Microservices and Docker
- Microservices: Smaller deployable units that enable quicker updates and precise scalability.
- Docker Overview: Provides a simple, standardized way to run containers; more popular than competitors like LXC due to quick image loading.
- Storage: Docker containers are stored in the cloud as images.
- Principal Docker Components:
* Docker Image: Read-only templates for instantiating containers.
* Docker Client: Requests an image to create a new container.
* Docker Host: Platform with its own host OS executing containerized apps.
* Docker Engine: Lightweight runtime package that builds and runs containers.
* Docker Machine: Installs the engine on a host and configures the client to communicate with the engine.
* Docker Registry: Stores Docker images.
* Docker Hub: A collaboration platform and public repository for sharing and contributing custom images.
Resource Management Issues
- Processor Strategies:
1. Software Emulation: Emulating a chip as software.
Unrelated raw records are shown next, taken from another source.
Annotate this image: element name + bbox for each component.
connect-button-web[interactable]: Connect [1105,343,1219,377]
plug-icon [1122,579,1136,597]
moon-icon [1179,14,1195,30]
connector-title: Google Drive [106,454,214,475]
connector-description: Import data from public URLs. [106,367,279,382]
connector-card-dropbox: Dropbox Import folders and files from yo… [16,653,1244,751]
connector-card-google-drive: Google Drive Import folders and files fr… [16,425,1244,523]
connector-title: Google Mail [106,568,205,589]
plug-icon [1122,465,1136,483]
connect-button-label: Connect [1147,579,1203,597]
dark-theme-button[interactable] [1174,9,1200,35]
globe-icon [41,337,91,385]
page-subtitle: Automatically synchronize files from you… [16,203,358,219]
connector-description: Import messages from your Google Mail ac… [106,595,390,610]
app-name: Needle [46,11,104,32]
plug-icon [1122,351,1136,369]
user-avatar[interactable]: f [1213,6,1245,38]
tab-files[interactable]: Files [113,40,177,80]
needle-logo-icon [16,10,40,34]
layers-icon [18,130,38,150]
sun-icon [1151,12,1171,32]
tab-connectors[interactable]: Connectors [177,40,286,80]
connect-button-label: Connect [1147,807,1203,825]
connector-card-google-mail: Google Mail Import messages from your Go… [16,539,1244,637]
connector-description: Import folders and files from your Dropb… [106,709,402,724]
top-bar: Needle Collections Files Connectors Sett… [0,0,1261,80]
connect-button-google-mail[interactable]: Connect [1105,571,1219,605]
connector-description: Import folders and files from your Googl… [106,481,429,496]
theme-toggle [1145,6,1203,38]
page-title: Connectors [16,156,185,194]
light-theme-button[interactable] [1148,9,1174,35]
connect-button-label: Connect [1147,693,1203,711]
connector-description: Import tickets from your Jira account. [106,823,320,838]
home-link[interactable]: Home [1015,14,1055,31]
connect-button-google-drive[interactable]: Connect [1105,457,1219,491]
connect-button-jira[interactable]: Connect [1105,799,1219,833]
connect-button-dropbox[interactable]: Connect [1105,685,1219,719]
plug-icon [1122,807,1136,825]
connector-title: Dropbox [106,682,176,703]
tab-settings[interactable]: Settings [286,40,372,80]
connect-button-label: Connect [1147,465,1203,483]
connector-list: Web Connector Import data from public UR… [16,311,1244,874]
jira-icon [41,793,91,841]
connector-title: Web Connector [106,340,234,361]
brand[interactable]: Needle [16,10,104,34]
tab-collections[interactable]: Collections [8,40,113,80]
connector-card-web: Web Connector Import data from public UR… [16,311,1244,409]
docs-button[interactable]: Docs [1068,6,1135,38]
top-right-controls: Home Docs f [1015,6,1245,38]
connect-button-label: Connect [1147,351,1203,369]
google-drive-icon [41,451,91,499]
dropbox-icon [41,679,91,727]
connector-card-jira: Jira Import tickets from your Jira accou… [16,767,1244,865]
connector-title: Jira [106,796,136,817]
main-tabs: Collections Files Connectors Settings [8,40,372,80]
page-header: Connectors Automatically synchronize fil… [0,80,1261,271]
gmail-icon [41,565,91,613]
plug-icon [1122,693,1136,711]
Is platform-independent and transportable but resource-intensive and inefficient.
2. Time-Segmenting: Providing segments of processing time on physical processors (pCPUs) to the virtual processors of VMs.
- Memory Management:
* Focuses on managing the physical resource rather than creating a virtual entity.
* VMs are usually configured with fewer resources than the host (e.g., Physical server with 8GB RAM might have a VM with 1GB RAM).
* Techniques: Translation tables, Page sharing, Ballooning, and Memory overcommit.
- I/O Management:
* OS in the VM calls the device driver as if it were a physical server.
* The driver connects with the emulated device managed by the hypervisor, which then communicates with the physical NIC driver and NIC.